Dr. Lewis R. Goldberg, a senior scientist
at Oregon Research Institute and Professor Emeritus at the
University of Oregon, serves on the editorial board of the
Journal of Personality and Social Psychology, Personality
& Individual Differences, the European Journal of Personality,
and the Journal of Personality Assessment. He has more than
100 publications in the field of personality psychology.
Dr. John A. Johnson is professor at the
Pennsylvania State University; his main research field is
personality tests during personnel selection.
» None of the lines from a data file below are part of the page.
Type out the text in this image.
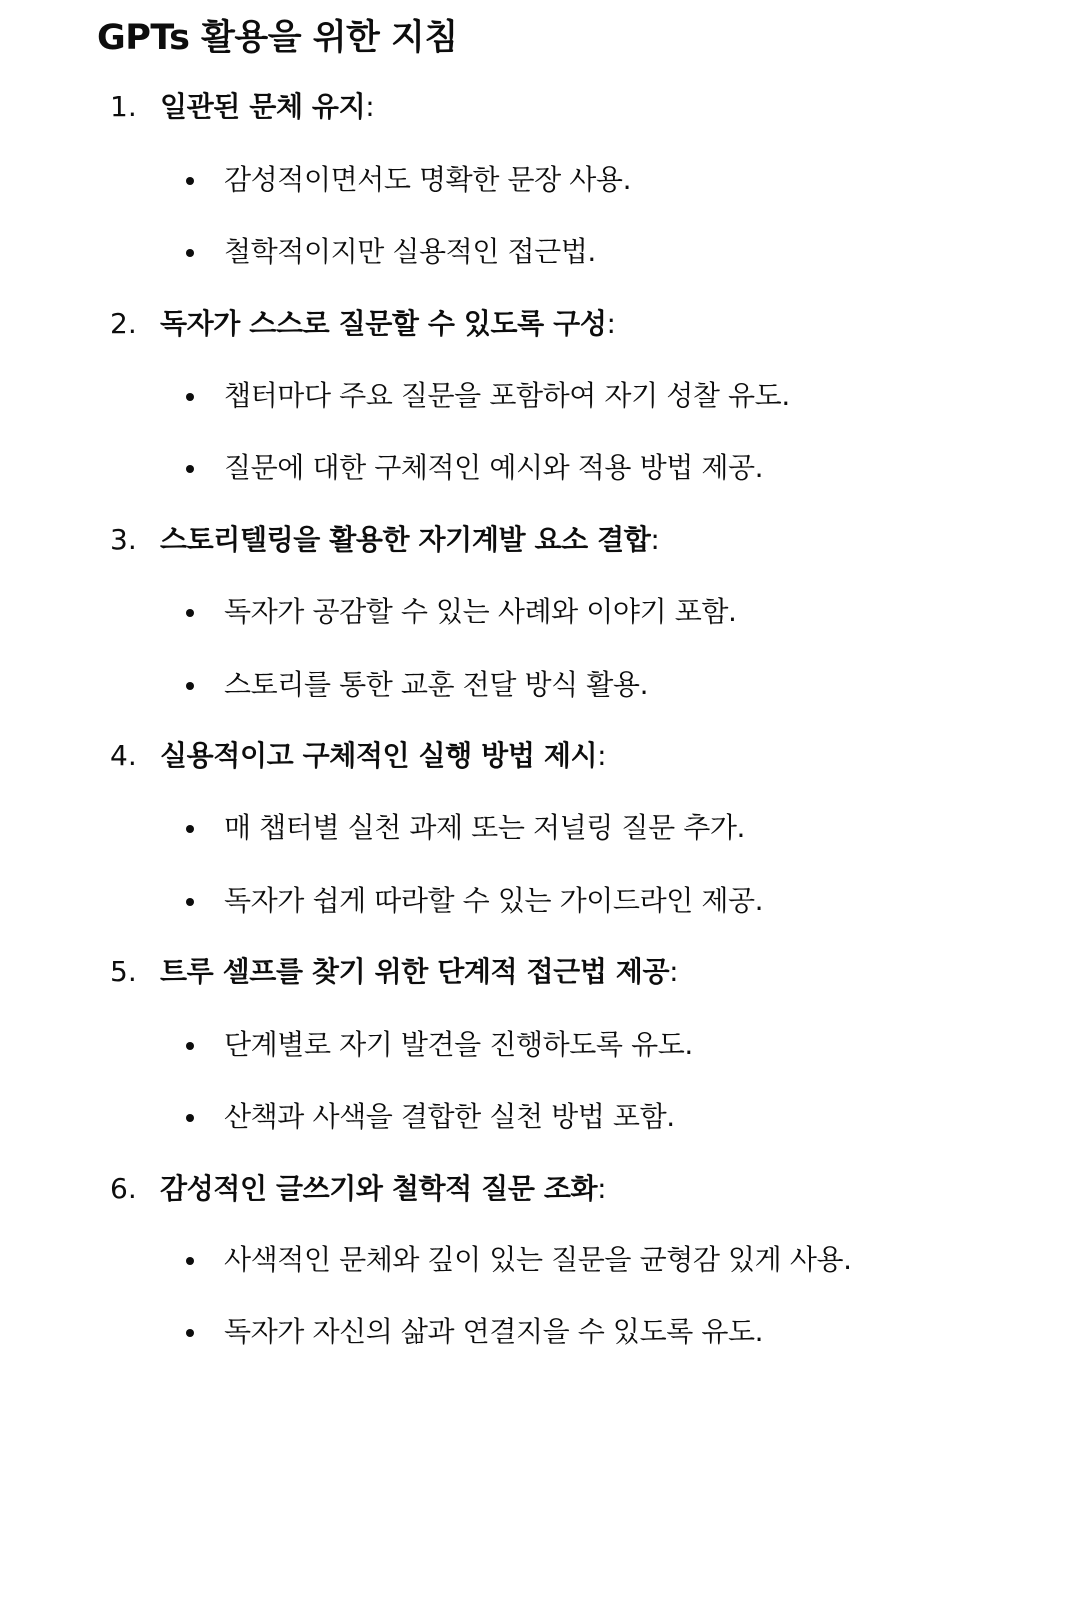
GPTs 활용을 위한 지침
1. 일관된 문체 유지:
감성적이면서도 명확한 문장 사용.
철학적이지만 실용적인 접근법.
2. 독자가 스스로 질문할 수 있도록 구성:
챕터마다 주요 질문을 포함하여 자기 성찰 유도.
질문에 대한 구체적인 예시와 적용 방법 제공.
3. 스토리텔링을 활용한 자기계발 요소 결합:
독자가 공감할 수 있는 사례와 이야기 포함.
스토리를 통한 교훈 전달 방식 활용.
4. 실용적이고 구체적인 실행 방법 제시:
매 챕터별 실천 과제 또는 저널링 질문 추가.
독자가 쉽게 따라할 수 있는 가이드라인 제공.
5. 트루 셀프를 찾기 위한 단계적 접근법 제공:
단계별로 자기 발견을 진행하도록 유도.
산책과 사색을 결합한 실천 방법 포함.
6. 감성적인 글쓰기와 철학적 질문 조화:
사색적인 문체와 깊이 있는 질문을 균형감 있게 사용.
독자가 자신의 삶과 연결지을 수 있도록 유도.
He received
award from University of Bielefeld, received the Provost's
Collaborative and Curricular Innovations Special Recognition
Program Award, received first place of STAR Project Award
and received Alumni/Student Award for Excellence in Teaching.
Besides numerous publications in journals, he also published
a book: Hogan, R., Johnson, J. A., & Briggs, S. R. (1997).
Handbook of personality psychology. San Diego: Academic
Press.
Chinese Localization: a significant development
work and achievement!
When applying the IPIP, the HRO
team has done much more than careful translation. The task
was not only adopting it for Chinese conditions, but also
extracting a construct most suitable for HR professionals.
The localization work included:
- Selecting and expanding relevant traits.
The final FiT In™ construct includes 26 traits that
are all closely related to predicting work performance,
and the correlation is supported by both common sense
and sufficient research.
- Terminology. Some IPIP scale name
sound strange for non-psychologists (for example Neuroticism).
HRO modified those names, made them easier to be understood
by HR professionals.
- Item work. The HRO team not only translated inventory
items, but also rewrote many of them to better suit corporate
use, to better suit Chinese culture and to address the issue
of social desirability.
- Reports. HRO developed various reports and graphical charts
to help the non-psychologists in interpreting the results.